David Zaffrann, who was hired by Brooklyn Center to lead public safety reforms three months ago, announced his resignation Wednesday.
He was hired in January as a public safety implementation committee manager and to work with Mayor Mike Elliott, the Brooklyn Center City Council, community members and staff in the suburb northwest of the Twin Cities.
As proposed, the plan includes a new department with units that respond to mental health calls with social workers and other professionals and to traffic violations with unarmed citizens, among other initiatives.
The resolution came after Daunte Wright was killed during a traffic stop in April 2021 by Brooklyn Center police officer Kim Potter, who was found guilty of first-degree manslaughter. The resolution creating the public safety re-examination also is named for Kobe Dimock-Heisler, who was killed by two Brooklyn Center police officers in August 2019. No charges were filed against the officers involved in that shooting.
Zaffrann said he informed Elliott last week of his resignation that will go into effect at the end of the month.
“I want to thank Mayor Elliott for the opportunity to work with him on the implementation of the Daunte Wright and Kobe Dimock-Heisler Community Safety and Violence Prevention Act, and wish every success to the Implementation Committee and the City of Brooklyn Center in their efforts to do so,” he said in a statement. “I will be leaving to pursue other opportunities and will continue to support this project in other ways.”
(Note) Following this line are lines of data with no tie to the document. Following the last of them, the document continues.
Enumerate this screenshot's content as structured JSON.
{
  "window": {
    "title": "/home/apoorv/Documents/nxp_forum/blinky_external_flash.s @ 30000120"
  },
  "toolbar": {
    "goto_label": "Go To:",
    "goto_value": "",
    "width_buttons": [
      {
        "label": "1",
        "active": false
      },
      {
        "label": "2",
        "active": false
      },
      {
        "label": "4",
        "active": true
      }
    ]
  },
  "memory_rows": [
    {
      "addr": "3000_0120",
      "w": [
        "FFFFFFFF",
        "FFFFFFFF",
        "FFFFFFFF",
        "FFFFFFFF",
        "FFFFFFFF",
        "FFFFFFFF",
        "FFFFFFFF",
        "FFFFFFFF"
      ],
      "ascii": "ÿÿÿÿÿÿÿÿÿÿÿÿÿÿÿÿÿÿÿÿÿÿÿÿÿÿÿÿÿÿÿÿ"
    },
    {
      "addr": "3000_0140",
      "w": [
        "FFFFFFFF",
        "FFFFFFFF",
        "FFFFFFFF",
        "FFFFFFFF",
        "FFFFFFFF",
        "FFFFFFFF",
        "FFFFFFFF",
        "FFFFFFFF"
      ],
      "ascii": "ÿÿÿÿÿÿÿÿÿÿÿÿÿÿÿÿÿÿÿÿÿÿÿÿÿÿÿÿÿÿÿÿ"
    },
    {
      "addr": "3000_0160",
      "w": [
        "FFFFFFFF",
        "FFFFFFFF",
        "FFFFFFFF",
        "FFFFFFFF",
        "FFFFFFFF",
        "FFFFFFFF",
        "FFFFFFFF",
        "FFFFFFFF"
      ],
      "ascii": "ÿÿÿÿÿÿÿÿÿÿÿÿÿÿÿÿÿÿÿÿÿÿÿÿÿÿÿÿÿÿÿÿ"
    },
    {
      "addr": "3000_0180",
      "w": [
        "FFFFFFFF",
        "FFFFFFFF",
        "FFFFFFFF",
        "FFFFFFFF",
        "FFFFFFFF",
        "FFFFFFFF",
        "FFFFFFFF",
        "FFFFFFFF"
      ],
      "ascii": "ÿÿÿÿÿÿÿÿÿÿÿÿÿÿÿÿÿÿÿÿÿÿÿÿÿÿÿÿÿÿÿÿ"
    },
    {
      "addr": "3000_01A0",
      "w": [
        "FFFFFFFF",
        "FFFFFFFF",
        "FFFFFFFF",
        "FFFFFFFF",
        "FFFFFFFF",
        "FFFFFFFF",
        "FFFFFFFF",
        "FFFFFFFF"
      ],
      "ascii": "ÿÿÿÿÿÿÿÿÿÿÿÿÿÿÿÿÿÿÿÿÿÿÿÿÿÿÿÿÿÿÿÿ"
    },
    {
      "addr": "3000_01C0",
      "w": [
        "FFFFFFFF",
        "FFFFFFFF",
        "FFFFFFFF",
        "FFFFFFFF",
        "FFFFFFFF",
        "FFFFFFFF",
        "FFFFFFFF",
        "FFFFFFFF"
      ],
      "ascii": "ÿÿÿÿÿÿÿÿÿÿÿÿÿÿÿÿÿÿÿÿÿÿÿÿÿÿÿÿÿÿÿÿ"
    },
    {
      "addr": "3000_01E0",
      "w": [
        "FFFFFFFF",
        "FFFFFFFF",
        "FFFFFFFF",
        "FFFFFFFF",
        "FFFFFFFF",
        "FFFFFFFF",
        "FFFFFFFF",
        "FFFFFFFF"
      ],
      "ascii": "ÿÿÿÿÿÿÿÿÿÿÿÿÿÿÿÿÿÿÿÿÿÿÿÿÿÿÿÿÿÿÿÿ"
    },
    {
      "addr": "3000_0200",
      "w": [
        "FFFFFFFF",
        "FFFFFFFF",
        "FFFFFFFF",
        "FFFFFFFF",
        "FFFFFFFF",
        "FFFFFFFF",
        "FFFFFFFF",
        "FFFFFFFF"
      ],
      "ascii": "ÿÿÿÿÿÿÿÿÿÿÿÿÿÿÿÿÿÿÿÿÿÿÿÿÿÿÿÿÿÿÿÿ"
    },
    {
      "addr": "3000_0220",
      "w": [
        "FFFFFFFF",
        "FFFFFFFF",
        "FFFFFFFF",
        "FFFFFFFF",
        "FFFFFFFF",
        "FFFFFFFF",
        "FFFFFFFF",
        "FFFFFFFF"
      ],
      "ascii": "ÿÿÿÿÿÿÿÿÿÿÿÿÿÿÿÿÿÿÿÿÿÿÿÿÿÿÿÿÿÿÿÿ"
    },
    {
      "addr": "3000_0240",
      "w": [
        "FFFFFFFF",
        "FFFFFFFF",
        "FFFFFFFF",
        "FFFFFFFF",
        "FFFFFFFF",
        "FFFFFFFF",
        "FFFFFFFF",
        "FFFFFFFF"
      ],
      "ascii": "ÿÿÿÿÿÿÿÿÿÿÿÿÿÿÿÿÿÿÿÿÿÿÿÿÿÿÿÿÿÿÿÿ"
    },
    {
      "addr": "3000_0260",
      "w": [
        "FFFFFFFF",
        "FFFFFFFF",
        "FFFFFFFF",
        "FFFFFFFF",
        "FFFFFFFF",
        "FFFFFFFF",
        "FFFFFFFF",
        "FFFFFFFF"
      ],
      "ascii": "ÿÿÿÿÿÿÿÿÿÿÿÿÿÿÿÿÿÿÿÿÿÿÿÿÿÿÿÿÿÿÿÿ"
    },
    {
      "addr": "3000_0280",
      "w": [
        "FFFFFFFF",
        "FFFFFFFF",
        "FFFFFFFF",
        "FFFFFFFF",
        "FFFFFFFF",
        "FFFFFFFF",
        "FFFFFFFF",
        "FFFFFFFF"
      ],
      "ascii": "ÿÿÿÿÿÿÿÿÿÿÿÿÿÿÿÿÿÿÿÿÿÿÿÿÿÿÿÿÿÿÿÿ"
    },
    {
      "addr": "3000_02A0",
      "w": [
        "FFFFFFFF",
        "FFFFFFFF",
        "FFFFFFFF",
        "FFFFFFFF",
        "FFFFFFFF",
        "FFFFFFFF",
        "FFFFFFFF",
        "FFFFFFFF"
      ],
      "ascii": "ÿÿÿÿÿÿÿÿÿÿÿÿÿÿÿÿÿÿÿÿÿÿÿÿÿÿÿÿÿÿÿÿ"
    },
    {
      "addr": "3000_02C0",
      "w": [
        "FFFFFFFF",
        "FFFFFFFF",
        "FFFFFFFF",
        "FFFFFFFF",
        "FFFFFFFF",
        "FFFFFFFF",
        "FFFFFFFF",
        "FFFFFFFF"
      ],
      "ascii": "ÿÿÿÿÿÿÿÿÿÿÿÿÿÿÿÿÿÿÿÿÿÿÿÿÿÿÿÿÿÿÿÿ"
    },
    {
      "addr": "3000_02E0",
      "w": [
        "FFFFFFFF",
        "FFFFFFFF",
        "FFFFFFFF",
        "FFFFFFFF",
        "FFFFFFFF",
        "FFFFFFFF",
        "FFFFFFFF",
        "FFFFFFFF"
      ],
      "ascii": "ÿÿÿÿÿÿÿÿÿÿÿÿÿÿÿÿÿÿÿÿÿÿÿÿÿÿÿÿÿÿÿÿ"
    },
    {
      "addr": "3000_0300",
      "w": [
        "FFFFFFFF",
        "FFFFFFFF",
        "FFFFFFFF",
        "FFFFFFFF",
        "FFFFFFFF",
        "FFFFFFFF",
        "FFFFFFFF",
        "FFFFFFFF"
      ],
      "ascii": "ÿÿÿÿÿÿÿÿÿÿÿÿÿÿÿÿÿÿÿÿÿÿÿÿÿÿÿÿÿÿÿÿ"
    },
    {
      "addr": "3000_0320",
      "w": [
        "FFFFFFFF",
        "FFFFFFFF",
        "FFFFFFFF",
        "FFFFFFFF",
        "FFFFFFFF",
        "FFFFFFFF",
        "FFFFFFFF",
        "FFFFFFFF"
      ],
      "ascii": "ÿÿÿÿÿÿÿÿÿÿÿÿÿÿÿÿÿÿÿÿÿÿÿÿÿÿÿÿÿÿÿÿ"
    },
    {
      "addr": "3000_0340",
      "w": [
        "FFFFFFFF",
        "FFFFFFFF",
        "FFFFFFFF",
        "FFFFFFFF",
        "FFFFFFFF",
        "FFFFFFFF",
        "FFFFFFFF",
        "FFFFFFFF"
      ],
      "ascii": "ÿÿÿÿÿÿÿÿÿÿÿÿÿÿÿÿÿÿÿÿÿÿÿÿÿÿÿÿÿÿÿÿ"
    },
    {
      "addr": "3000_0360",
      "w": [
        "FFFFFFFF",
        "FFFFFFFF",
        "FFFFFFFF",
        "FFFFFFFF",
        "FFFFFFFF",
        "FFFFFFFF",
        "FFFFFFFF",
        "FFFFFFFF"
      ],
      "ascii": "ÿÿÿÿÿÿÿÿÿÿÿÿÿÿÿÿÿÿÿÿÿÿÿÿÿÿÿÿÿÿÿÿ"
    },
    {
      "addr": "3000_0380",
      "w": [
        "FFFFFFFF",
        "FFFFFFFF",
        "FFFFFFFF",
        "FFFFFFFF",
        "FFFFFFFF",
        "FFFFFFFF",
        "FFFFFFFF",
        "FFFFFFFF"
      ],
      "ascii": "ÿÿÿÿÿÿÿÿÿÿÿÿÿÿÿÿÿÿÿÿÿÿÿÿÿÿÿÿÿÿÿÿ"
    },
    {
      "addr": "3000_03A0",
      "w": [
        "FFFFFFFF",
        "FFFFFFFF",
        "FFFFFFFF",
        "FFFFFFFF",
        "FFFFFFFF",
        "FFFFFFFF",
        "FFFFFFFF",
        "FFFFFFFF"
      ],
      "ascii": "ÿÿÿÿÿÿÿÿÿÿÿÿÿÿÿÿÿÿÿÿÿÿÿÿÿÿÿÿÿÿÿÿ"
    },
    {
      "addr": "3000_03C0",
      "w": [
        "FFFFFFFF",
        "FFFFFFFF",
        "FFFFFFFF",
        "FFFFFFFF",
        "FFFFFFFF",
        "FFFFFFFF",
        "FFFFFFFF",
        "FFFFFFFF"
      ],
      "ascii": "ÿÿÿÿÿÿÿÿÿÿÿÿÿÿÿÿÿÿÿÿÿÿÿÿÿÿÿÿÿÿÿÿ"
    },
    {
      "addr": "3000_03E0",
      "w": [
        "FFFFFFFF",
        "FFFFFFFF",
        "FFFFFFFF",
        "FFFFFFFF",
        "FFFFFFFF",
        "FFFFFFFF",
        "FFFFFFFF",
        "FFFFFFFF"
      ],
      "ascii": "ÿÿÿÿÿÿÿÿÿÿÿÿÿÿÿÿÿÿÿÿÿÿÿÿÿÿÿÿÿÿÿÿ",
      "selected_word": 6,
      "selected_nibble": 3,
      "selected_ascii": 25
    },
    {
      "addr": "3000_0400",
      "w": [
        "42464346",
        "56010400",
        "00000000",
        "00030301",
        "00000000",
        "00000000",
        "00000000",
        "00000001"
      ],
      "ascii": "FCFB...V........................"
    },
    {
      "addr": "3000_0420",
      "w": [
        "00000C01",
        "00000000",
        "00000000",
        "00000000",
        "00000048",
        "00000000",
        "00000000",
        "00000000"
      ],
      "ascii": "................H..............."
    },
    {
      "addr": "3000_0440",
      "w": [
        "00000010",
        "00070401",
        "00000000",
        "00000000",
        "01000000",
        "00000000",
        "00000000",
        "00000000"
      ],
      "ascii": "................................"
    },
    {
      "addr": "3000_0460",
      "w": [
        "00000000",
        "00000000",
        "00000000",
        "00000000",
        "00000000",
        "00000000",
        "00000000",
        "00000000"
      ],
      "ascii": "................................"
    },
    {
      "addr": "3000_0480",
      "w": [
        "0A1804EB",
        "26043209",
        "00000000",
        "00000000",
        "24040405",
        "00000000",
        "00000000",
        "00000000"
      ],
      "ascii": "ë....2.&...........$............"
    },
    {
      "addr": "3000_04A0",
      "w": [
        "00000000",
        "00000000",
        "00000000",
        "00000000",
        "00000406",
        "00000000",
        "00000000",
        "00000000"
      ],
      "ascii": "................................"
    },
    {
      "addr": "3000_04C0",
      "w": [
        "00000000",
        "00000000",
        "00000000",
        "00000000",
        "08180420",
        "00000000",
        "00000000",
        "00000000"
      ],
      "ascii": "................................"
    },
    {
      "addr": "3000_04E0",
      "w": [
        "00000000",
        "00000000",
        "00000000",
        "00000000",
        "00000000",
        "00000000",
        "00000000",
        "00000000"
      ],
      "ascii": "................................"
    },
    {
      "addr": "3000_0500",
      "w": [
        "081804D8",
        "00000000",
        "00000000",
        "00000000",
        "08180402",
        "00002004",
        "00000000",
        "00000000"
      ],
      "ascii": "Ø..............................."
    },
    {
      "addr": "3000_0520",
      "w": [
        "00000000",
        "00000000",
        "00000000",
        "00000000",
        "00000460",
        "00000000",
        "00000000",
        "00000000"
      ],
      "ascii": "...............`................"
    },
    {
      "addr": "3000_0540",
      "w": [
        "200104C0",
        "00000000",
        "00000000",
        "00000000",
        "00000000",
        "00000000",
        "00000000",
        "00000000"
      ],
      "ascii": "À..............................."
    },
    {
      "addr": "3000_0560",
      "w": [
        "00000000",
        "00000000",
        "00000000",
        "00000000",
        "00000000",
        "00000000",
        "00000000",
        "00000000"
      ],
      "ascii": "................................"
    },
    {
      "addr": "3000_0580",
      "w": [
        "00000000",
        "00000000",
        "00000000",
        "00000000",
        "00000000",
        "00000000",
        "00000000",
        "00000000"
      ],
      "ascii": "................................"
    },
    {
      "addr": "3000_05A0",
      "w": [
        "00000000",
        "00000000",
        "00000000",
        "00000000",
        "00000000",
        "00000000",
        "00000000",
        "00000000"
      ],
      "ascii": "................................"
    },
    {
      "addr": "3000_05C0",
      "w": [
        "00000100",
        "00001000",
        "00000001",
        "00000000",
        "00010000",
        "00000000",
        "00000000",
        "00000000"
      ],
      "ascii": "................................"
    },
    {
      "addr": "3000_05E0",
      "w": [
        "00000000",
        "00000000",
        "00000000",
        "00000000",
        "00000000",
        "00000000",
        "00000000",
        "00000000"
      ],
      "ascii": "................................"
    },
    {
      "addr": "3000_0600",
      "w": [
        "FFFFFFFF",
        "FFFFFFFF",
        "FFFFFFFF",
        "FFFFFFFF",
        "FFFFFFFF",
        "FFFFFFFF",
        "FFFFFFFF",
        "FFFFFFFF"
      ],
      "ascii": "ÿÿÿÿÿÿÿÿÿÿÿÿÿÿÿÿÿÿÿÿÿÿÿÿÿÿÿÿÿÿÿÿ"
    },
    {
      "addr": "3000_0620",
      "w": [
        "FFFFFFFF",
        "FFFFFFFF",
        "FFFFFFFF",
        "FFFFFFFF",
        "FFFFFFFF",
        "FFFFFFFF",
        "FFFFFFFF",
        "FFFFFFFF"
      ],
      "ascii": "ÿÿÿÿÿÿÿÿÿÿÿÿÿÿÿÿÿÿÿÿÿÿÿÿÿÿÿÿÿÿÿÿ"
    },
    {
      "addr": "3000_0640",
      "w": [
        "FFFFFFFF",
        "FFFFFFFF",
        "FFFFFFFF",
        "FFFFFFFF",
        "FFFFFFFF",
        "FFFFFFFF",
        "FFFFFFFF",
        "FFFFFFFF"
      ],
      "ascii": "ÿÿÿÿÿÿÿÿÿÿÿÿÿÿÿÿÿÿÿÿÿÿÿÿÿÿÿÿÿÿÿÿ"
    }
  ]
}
Elliott thanked Zaffrann for his work and said the committee will work to find a replacement.
"I want to thank David for his service to the City at a pivotal moment in this work. He helped lead our work, get the Implementation Committee selected and begin its work and coordinated our research from numerous partners,” Elliott said in a statement.
Elliott said they will look for a replacement and continue to move forward.